Des émissions nationales de gaz à effet de serre réduites de 30 %1. De 1990 à 2011, la France a réduit de 12 % ses émissions nationales de gaz à effet de serre. Malgré ces efforts, son empreinte carbone – qui tient aussi compte des émissions importées – a augmenté : + 10 % sur la période. Il faut donc accentuer les efforts de maîtrise des émissions. D’ici 2030, et au vu des objectifs de réduction qui seront fixés par le Conseil européen, les émissions nationales devront avoir diminué de 30 %.

(1) Cet objectif de diminution de 30 % à horizon 2030 (et non 2025) par rapport aux émissions de 2011 devra être ajusté de manière à être cohérent avec le prochain paquet climat-énergie de la Commission européenne.

Une progression de l’artificialisation du territoire réduite de moitié.
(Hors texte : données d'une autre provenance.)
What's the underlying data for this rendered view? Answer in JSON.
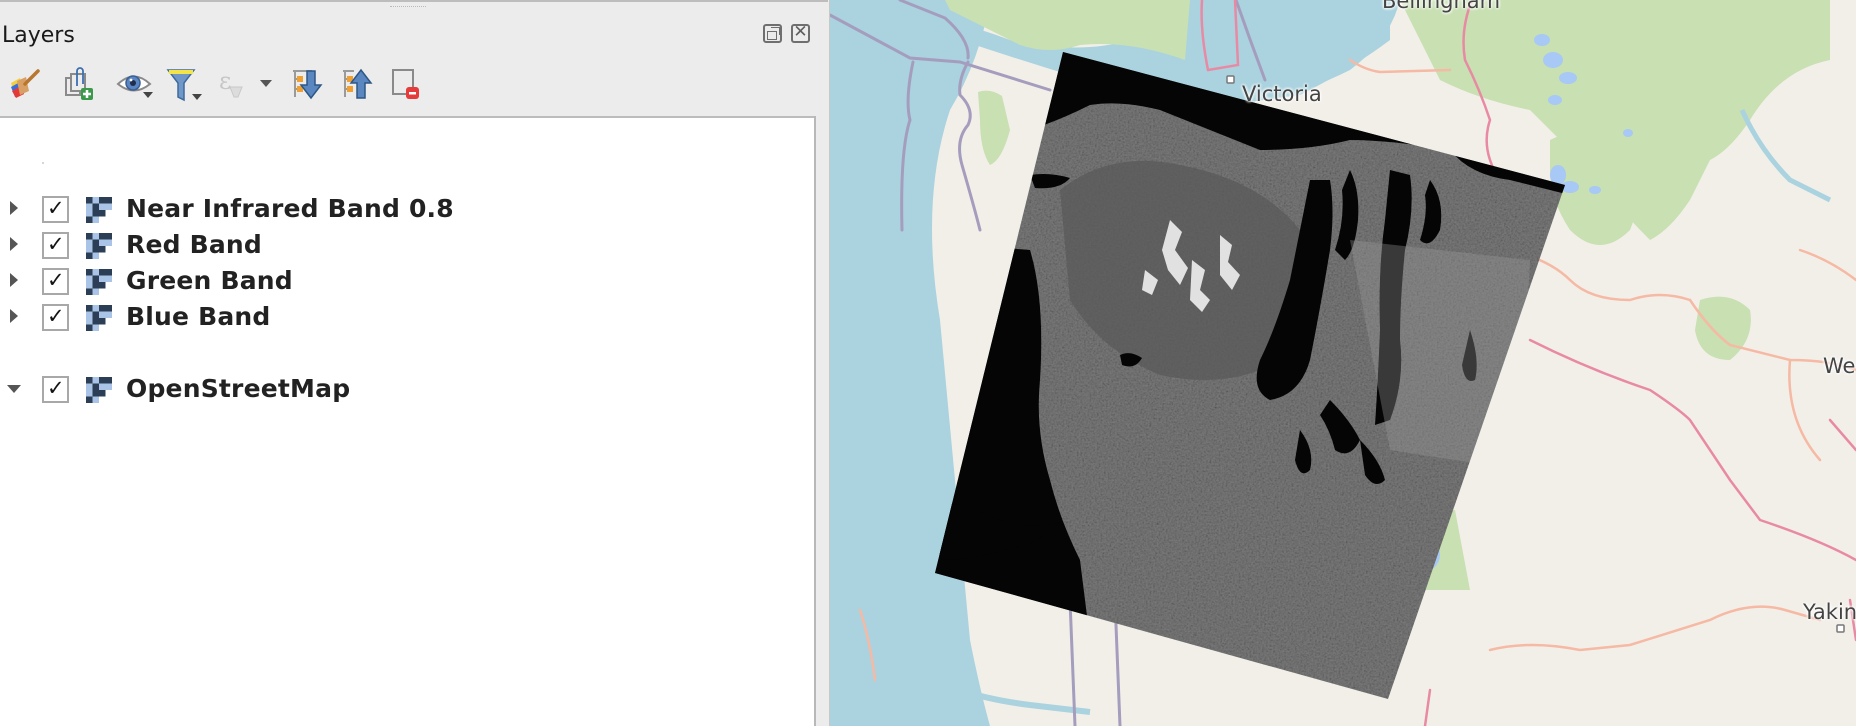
{
  "dock": {
    "title": "Layers",
    "float_button": "float-dock",
    "close_button": "close-dock",
    "toolbar": [
      {
        "name": "style-manager",
        "icon": "paintbrush-icon",
        "tooltip": "Open Layer Styling Panel"
      },
      {
        "name": "add-group",
        "icon": "add-group-icon",
        "tooltip": "Add Group"
      },
      {
        "name": "manage-visibility",
        "icon": "eye-icon",
        "tooltip": "Manage Map Themes"
      },
      {
        "name": "filter-legend",
        "icon": "filter-icon",
        "tooltip": "Filter Legend"
      },
      {
        "name": "filter-by-expression",
        "icon": "expression-filter-icon",
        "tooltip": "Filter Legend by Expression",
        "disabled": true
      },
      {
        "name": "expand-all",
        "icon": "expand-all-icon",
        "tooltip": "Expand All"
      },
      {
        "name": "collapse-all",
        "icon": "collapse-all-icon",
        "tooltip": "Collapse All"
      },
      {
        "name": "remove-layer",
        "icon": "remove-layer-icon",
        "tooltip": "Remove Layer/Group"
      }
    ],
    "layers": [
      {
        "name": "Near Infrared Band 0.8",
        "checked": true,
        "expanded": false,
        "type": "raster"
      },
      {
        "name": "Red Band",
        "checked": true,
        "expanded": false,
        "type": "raster"
      },
      {
        "name": "Green Band",
        "checked": true,
        "expanded": false,
        "type": "raster"
      },
      {
        "name": "Blue Band",
        "checked": true,
        "expanded": false,
        "type": "raster"
      },
      {
        "name": "OpenStreetMap",
        "checked": true,
        "expanded": true,
        "type": "raster"
      }
    ],
    "check_glyph": "✓",
    "close_glyph": "✕"
  },
  "map": {
    "labels": {
      "bellingham": "Bellingham",
      "victoria": "Victoria",
      "wenatchee": "We",
      "yakima": "Yakin"
    },
    "colors": {
      "water": "#aad3df",
      "land": "#f2efe9",
      "forest": "#c8e0b2",
      "lake": "#a8c8f5",
      "boundary": "#a59dbd",
      "highway": "#e88aa3",
      "road": "#f5b9a4",
      "raster_black": "#000000"
    }
  }
}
Ces dernières années, ce sont en moyenne près de 200 hectares du territoire qui sont artificialisés par jour. Ce rythme est deux fois supérieur à la croissance de la population. L’objectif est de plafonner le rythme d’artificialisation du territoire au niveau de celui de la croissance de la population d’ici 2025. Cela implique de ramener à moins de 100 hectares la surface artificialisée chaque jour.